Elle avait apprivoisé un petit écureuil : Noisette, c’était le nom qu’elle lui avait donné. Le petit animal ne manquait jamais de venir chaque matin à sa fenêtre manger les délicieux gâteaux que la fillette confectionnait à son intention. Tous les matins, c’était la fête !

« Regarde, Maman, comme il est mignon ! Il a de toutes petites mains ! » disait-elle.

 

Or un matin, Noisette ne vint pas. Isabelle l’attendit, l’attendit, mais en pure perte. Elle eut beau l’appeler encore et encore, l’écureuil ne donna aucun signe de vie. Folle d’inquiétude, et sans avoir pris la peine d’en avertir ses parents, elle se mit à courir en direction de la forêt. Noisette ne pouvait être que là ! Mais que lui était-il arrivé ?

La forêt recèle une foule de dangers, son père et sa mère le lui répétaient souvent, et puis surtout il y avait la Galipote, un horrible monstre dont tout le monde parlait et qui vivait là…

Mais Isabelle à cet instant n’avait qu’une idée en tête : retrouver son petit compagnon !

Elle s’avança résolument dans le sous-bois baigné de brume. Les branches mortes craquaient sous ses pas. Le soleil dardait ses premiers rayons au travers du feuillage. Une odeur de champignon s’élevait de la terre humide de rosée.

« Noisette ! Noisette ! Où es-tu ? »

Un geai, dérangé par le bruit, la frôla de son aile en poussant son cri perçant. Isabelle sursauta. Dans un fourré tout proche, il y eut comme un bruit de feuilles froissées. La fillette pressa le pas, marchant toujours au hasard. Elle arriva bientôt dans une clairière et soudain s’arrêta net.

Il lui semblait entendre un petit cri, comme une plainte dans les hautes herbes. Elle se pencha et, sous une touffe de fougères, découvrit Noisette, la patte prise dans un collet. Il gémissait en essayant vainement de se dégager. Avec mille précautions, Isabelle desserra le nœud et prit son petit ami sur son cœur. L’écureuil n’était pas blessé, il avait juste la patte endolorie. Quelle joie de l’avoir retrouvé ! Il y en eut des rires et des caresses !

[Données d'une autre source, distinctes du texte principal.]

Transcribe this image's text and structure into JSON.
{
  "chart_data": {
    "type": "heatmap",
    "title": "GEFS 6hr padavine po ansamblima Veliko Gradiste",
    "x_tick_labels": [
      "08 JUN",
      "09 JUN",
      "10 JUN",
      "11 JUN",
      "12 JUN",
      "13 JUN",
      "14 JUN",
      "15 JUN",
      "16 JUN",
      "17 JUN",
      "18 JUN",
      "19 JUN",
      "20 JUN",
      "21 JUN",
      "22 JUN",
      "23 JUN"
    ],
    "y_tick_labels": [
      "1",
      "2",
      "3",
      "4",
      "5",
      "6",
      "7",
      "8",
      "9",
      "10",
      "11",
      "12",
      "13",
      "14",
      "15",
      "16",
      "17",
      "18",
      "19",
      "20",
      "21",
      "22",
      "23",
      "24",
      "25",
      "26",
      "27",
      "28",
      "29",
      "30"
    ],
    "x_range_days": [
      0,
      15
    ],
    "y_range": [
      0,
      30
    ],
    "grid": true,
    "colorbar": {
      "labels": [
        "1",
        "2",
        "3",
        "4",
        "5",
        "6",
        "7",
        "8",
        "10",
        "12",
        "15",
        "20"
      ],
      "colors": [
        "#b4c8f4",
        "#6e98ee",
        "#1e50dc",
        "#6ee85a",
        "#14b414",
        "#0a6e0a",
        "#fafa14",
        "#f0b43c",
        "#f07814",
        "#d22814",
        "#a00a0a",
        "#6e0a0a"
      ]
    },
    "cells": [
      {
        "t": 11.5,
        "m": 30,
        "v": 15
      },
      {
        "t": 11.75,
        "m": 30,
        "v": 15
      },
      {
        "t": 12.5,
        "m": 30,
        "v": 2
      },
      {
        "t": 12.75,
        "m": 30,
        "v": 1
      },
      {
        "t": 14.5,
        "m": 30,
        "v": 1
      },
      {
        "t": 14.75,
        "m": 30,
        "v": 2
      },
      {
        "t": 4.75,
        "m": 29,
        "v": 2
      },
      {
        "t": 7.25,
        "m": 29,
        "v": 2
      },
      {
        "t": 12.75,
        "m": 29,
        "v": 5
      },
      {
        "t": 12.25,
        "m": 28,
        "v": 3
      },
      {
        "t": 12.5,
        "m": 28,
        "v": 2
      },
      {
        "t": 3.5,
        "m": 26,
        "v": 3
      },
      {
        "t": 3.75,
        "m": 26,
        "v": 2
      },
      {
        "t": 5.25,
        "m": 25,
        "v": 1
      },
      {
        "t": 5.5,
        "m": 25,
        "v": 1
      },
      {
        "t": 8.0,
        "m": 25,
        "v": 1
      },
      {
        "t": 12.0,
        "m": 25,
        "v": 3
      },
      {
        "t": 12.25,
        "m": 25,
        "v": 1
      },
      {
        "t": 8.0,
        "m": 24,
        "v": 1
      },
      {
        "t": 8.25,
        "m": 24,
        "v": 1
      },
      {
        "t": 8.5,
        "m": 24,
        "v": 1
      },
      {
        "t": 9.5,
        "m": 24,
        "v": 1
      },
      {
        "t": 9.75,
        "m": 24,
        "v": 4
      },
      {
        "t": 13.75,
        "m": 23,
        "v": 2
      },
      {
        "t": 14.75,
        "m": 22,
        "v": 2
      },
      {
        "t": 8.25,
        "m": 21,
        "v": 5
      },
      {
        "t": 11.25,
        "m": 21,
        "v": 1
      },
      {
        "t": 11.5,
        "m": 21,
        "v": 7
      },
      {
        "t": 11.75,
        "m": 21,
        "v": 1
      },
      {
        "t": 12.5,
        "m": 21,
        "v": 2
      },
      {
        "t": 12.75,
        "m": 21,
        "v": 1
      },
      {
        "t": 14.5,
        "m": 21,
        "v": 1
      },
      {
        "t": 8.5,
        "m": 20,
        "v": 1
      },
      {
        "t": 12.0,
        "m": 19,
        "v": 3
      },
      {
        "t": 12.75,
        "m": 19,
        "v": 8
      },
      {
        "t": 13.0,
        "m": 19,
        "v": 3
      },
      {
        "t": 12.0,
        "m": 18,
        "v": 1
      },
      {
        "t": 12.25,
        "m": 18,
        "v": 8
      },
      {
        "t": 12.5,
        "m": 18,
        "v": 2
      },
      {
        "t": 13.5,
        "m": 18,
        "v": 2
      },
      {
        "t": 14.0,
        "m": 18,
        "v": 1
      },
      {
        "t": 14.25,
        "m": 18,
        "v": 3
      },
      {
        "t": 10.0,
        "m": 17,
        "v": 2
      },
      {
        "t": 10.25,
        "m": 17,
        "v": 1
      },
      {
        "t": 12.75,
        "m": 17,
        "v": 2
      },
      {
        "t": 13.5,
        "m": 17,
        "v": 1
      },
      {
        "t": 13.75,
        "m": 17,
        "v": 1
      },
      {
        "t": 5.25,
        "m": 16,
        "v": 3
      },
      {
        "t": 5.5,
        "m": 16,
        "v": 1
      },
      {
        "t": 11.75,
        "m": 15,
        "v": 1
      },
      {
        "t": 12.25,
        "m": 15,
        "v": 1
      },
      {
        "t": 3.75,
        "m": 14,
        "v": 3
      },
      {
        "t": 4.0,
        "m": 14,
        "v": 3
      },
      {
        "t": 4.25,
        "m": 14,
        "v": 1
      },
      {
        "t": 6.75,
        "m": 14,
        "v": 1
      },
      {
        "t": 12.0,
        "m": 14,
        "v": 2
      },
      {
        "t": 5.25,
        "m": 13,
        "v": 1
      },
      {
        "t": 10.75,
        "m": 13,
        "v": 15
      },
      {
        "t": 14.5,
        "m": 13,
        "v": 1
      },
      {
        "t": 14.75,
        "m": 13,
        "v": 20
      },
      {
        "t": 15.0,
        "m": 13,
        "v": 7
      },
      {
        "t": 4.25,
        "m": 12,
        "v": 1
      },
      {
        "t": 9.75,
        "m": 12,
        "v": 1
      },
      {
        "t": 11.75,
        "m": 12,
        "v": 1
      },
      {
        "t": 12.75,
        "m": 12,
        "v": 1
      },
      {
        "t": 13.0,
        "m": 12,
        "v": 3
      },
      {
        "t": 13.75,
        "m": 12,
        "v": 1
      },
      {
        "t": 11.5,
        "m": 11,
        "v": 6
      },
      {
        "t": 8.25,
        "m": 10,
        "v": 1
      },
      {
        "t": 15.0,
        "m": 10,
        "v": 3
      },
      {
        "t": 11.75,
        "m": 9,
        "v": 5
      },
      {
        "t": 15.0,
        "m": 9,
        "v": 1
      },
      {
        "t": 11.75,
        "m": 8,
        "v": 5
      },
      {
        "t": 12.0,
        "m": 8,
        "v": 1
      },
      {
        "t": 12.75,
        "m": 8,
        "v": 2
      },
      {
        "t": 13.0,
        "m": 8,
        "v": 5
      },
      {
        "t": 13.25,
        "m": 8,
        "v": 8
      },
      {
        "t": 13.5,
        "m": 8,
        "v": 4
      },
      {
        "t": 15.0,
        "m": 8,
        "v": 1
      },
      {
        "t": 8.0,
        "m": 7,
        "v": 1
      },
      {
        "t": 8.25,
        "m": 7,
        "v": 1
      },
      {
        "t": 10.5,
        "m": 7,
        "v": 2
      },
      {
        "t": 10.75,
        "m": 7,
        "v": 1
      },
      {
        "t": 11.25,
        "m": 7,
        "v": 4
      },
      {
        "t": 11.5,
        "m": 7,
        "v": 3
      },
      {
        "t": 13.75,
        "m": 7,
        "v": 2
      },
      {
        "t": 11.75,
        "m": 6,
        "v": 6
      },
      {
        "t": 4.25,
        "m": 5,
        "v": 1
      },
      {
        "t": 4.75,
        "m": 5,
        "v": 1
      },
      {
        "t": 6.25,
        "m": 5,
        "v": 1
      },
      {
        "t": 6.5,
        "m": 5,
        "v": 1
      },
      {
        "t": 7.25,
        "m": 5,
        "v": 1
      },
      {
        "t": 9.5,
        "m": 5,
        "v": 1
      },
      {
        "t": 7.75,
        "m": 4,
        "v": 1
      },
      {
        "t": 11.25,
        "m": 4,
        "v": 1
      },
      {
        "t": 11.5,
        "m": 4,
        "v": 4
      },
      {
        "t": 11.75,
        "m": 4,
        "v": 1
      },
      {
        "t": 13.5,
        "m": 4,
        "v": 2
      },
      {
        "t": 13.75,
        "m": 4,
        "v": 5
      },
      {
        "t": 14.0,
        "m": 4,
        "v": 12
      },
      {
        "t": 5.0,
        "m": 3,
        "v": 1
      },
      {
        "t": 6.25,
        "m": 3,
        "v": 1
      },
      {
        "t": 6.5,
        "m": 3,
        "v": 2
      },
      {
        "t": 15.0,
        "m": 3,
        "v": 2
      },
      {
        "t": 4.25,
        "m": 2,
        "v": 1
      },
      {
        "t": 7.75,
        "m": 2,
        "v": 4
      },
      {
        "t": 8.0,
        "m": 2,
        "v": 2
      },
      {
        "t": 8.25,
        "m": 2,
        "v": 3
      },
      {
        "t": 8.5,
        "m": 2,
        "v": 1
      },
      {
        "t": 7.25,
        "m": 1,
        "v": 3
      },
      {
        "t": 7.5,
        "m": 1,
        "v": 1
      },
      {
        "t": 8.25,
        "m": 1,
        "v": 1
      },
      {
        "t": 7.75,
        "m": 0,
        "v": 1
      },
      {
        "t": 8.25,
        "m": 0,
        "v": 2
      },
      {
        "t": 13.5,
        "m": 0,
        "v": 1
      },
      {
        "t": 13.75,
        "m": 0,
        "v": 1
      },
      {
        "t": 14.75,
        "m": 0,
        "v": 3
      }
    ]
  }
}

« Maintenant, il faut rentrer à la maison, lui dit Isabelle, papa et maman s’inquiètent peut-être. Voyons, où suis-je passée pour venir jusqu’ici ? »

Mais tous les arbres se ressemblaient. Cette clairière était immense !

Soudain, Isabelle se souvint de la Galipote. Elle serra d’autant plus fort Noisette sur sa poitrine. Dans quelle direction aller ? Il fallait se rendre à l’évidence : elle s’était bel et bien égarée ! Une grosse larme roula sur sa joue. C’est alors qu’elle ressentit une impression étrange : on aurait dit que quelqu’un ou quelque chose l’observait !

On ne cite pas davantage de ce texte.